King David II of Scotland
Born: March 5, 1324
Dunfermline, Fife, Scotland
Died: February 22, 1371
Edinburgh, Scotland (Age 46)
David II in History
The early life of King David II of Scotland was a tenuous one to say the least. He succeeded his father, Robert I (the Bruce), in 1329 at the age of five. With the death of the king, a lengthy period of chaos ensued in Scotland, where the combination of English raids and attempts from the Scottish pretender Edward Balliol to seize the throne made it impossible for the young king to remain in the country. For this reason, David and his equally young wife Joan, daughter of King Edward II of England, were forced to take refuge in France, where they would remain until 1341, a period of seven years, under the care of Philip VI. During David's time in France, Scotland was ruled by a group of competent nobles that consisted of Sir William Douglas and the king's own nephew Robert, Steward of Scotland (known simply as "the steward," who happened to be eight years older than the king himself). David II returned to his homeland to great accord only to find dissent amongst the nobles, economic instability and continuous conflicts with the English under King Edward III. Though there was sporadic conflict between the two bordering countries at this point, the English were far more occupied with the Hundred Years War with France (where Edward III was pressing his claim to the French throne). With the English king absent from the country, Philip VI of France advised his Scottish allies to strike. David II listened to his friend and fellow king's advice and began raiding towns in northern England. After some moderate success, David's captains advised him to quit while he was ahead and return to Scotland. The king did not heed their advice, and the English retaliated, scoring a huge victory over the Scots at the Battle of Neville's Cross. King David and a number of the Scottish nobility were captured during the battle.
David II's captivity would last for eleven years, until 1357. It appears that he remained on good terms with Edward III, and he was allowed to return to Scotland on several occasions. Terms of his release were discussed sporadically throughout the time of his captivity, but no settlement could be reached until the very end. Edward III seemed set on gaining control of Scotland, or at least being named heir to the throne, but Robert the Steward, who once again acted as lieutenant of the realm in David's absence, would hear nothing of this. Instead, the Steward threw his support behind the French in an attempt to defeat the English and regain their king. However, the English won a decisive victory over the French in 1356 at Poitiers, with the French king, John II (who had succeeded his father Philip VI to the throne by this point), being taken captive. Edward III now had the ultimate bargaining power over his two enemies, being in possession of both their kings, and agreed to release David II after a lucrative ransom was agreed to.

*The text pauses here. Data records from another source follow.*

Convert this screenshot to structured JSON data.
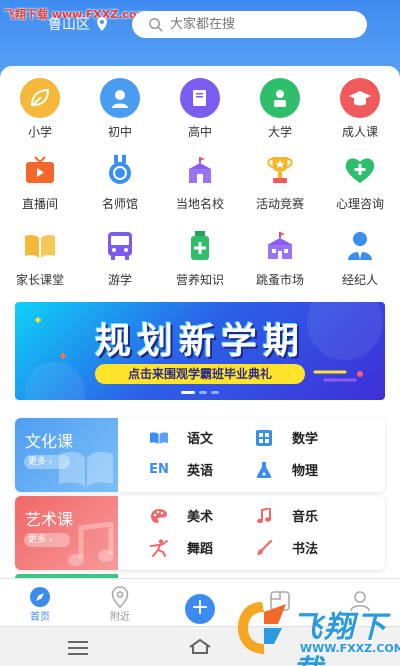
{
  "watermark_top": "飞翔下载 www.FXXZ.com",
  "header": {
    "location": "鲁山区",
    "search_placeholder": "大家都在搜"
  },
  "grid": [
    [
      {
        "label": "小学",
        "icon": "leaf-icon",
        "color": "#f6b83a"
      },
      {
        "label": "初中",
        "icon": "person-icon",
        "color": "#4a9cf0"
      },
      {
        "label": "高中",
        "icon": "book-icon",
        "color": "#7c5cf0"
      },
      {
        "label": "大学",
        "icon": "student-icon",
        "color": "#2fbf6b"
      },
      {
        "label": "成人课",
        "icon": "graduation-cap-icon",
        "color": "#f05a5a"
      }
    ],
    [
      {
        "label": "直播间",
        "icon": "tv-icon",
        "color": "#f4692b"
      },
      {
        "label": "名师馆",
        "icon": "medal-icon",
        "color": "#3a8ef0"
      },
      {
        "label": "当地名校",
        "icon": "school-icon",
        "color": "#8a5cf0"
      },
      {
        "label": "活动竞赛",
        "icon": "trophy-icon",
        "color": "#f6b52a"
      },
      {
        "label": "心理咨询",
        "icon": "heart-plus-icon",
        "color": "#2fbf6b"
      }
    ],
    [
      {
        "label": "家长课堂",
        "icon": "open-book-icon",
        "color": "#f6b83a"
      },
      {
        "label": "游学",
        "icon": "bus-icon",
        "color": "#7c5cf0"
      },
      {
        "label": "营养知识",
        "icon": "bottle-icon",
        "color": "#2fbf6b"
      },
      {
        "label": "跳蚤市场",
        "icon": "market-icon",
        "color": "#8a5cf0"
      },
      {
        "label": "经纪人",
        "icon": "agent-icon",
        "color": "#3a8ef0"
      }
    ]
  ],
  "banner": {
    "title": "规划新学期",
    "subtitle": "点击来围观学霸班毕业典礼"
  },
  "courses": [
    {
      "title": "文化课",
      "more": "更多 ›",
      "color": "#5aa8f2",
      "subjects": [
        {
          "label": "语文",
          "icon": "open-book-icon"
        },
        {
          "label": "数学",
          "icon": "calculator-icon"
        },
        {
          "label": "英语",
          "icon": "en-icon",
          "icon_text": "EN"
        },
        {
          "label": "物理",
          "icon": "flask-icon"
        }
      ]
    },
    {
      "title": "艺术课",
      "more": "更多 ›",
      "color": "#f47a7a",
      "subjects": [
        {
          "label": "美术",
          "icon": "palette-icon"
        },
        {
          "label": "音乐",
          "icon": "music-note-icon"
        },
        {
          "label": "舞蹈",
          "icon": "dancer-icon"
        },
        {
          "label": "书法",
          "icon": "brush-icon"
        }
      ]
    }
  ],
  "bottom_nav": [
    {
      "label": "首页",
      "icon": "compass-icon",
      "active": true
    },
    {
      "label": "附近",
      "icon": "location-pin-icon",
      "active": false
    },
    {
      "label": "",
      "icon": "plus-icon",
      "active": false
    },
    {
      "label": "",
      "icon": "folder-icon",
      "active": false
    },
    {
      "label": "",
      "icon": "profile-icon",
      "active": false
    }
  ],
  "brand": {
    "text": "飞翔下载",
    "url": "WWW.FXXZ.COM"
  }
}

Once David returned to Scotland, he faced yet more problems with the nobility, who were upset with the fact that a small group of the king's favorites seemed to be taking precedent above them within Scotland's government. Furthermore, most in the country were not happy with the fact that David, while in captivity, had taken a mistress. The Scots showed their displeasure by murdering said mistress in 1360. Finally, Scotland's financial situation was in tatters, and David was unable to make substantial payments towards his large ransom to Edward III. Luckily, David was able to work through a majority of these problems, working out a deal with the Scottish nobles that did not alienate them and negotiating a reduced ransom with Edward III. So, when David II suddenly died, childless, in 1371, Scotland was in a much more stable position. David was succeeded to the throne by his nephew, the Steward, as Robert II. Thus the house of Stewart that was to rule over Scotland for the next two hundred years plus was securely seated on the throne.
David II in Shakespeare
Appears in: Edward III
David II appears briefly in Edward III where he and Sir William Douglas are seen laying siege to the English castle which is holding the Countess of Salisbury. The king and his lord are speaking arrogantly about their invasion of England and their alliance with the French against their common enemy. When the English arrive, the Scots are rebuked by the countess and subsequently chased away. David II is not seen again within the play, but it is later announced that the Scots have been defeated and, with the king himself being taken captive. The timing within the play is most certainly off. Although William Douglas played a large role in the English wars in the early part of David II's reign, David himself was a young child at the time and had little or no involvement in the situation. In fact, he did not even return to Scotland, from France, until 1341, the year after the Battle of Sluys, which is portrayed after the scene that David and Douglas besiege the Countess of Salisbury's castle. Shakespeare, however, does not seem to follow the concept of time too closely within the play, keeping certain characters alive well past their time in some cases and making others older. For example, he has the Black Prince participating in the Battle of Sluys when, historically, he was boy of ten at the time of the battle.